I'm trying to write an RS232 decoder for my Mojo v3 (Spartan 6 XC6SLX9). I know I can find existing libraries to do this – I'd just like to do it myself. As part of the decoding, I need to detect the high-to-low transition for the start bit.

Many sources, such as fpgacenter's edge detector and Pong Chu's FPGA Prototyping by VHDL Examples book, recommend something like this:

architecture arch of edge_detector is
    signal last: std_logic;
begin
    process(clk)
    begin
        if rising_edge(clk) then
            last <= signal_in;
        end if;
    end process;

    output <= (not signal_in) and last; 
end arch;

I haven't found that to be a reliable detector of falling edges. In particular, it appears to miss falling edges when the FPGA sees the edge near the rising edge of the clock:

missed edge

SLOW is an edge detector that uses two registers to do the detection. Whereas FAST will fire in the same clock cycle as the falling edge, SLOW fires in the next cycle. BAD goes high when it sees SLOW fire without a corresponding tick from FAST. RAW_RX is direct from the FTDI USB-to-Serial transceiver, bypassing the FPGA; RX is that same signal as seen from inside the FPGA (and routed back out, like FAST, SLOW, etc). CLK is a 50MHz clock.

The same falling edge detector properly fires when it sees a high-to-low transition during the clock cycle:

found edge

That successful detection also illustrates why I've called SLOW slow.

What am I doing wrong?

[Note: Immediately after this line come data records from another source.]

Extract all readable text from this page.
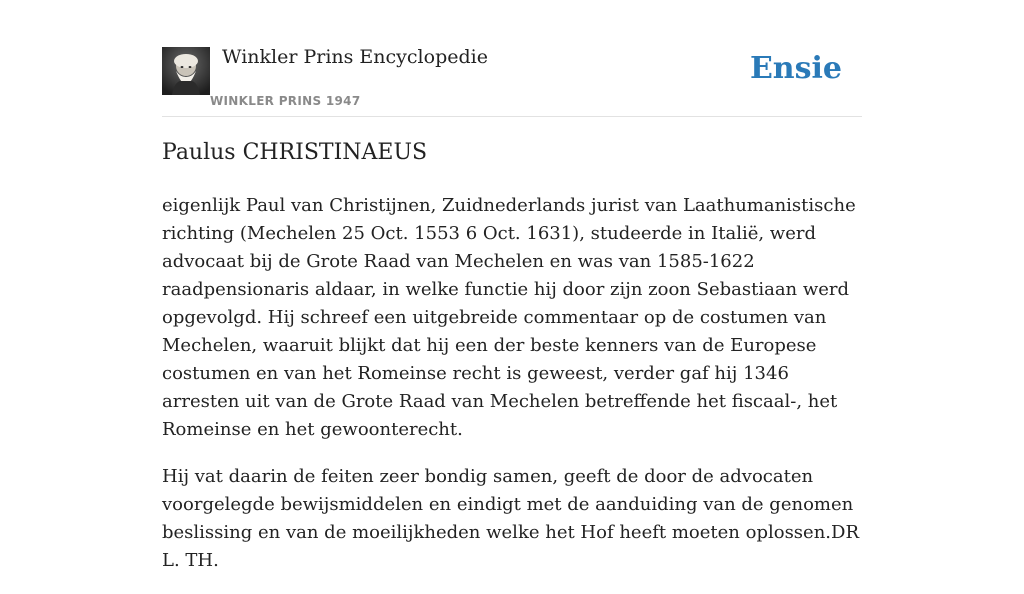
Winkler Prins Encyclopedie
WINKLER PRINS 1947
Ensie
Paulus CHRISTINAEUS

eigenlijk Paul van Christijnen, Zuidnederlands jurist van Laathumanistische richting (Mechelen 25 Oct. 1553 6 Oct. 1631), studeerde in Italië, werd advocaat bij de Grote Raad van Mechelen en was van 1585-1622 raadpensionaris aldaar, in welke functie hij door zijn zoon Sebastiaan werd opgevolgd. Hij schreef een uitgebreide commentaar op de costumen van Mechelen, waaruit blijkt dat hij een der beste kenners van de Europese costumen en van het Romeinse recht is geweest, verder gaf hij 1346 arresten uit van de Grote Raad van Mechelen betreffende het fiscaal-, het Romeinse en het gewoonterecht.

Hij vat daarin de feiten zeer bondig samen, geeft de door de advocaten voorgelegde bewijsmiddelen en eindigt met de aanduiding van de genomen beslissing en van de moeilijkheden welke het Hof heeft moeten oplossen.DR L. TH.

Is this detector expected to work when transitions coincide with clock rising edges?

Best Answer

"signal_in" is not timed by the development tools until it is brought into a clocked element (i.e. register). Because of this there is nothing that says "not signal_in" has to be valid before/after "last" is updated.

Therefore, when "last" and "not signal_in" are ANDed together there is essentially a race condition, where the final result can vary (between builds due to routing and between FPGAs due to variations in the specific fabric). This is why signals should always be brought onto a clock before being used in calculations.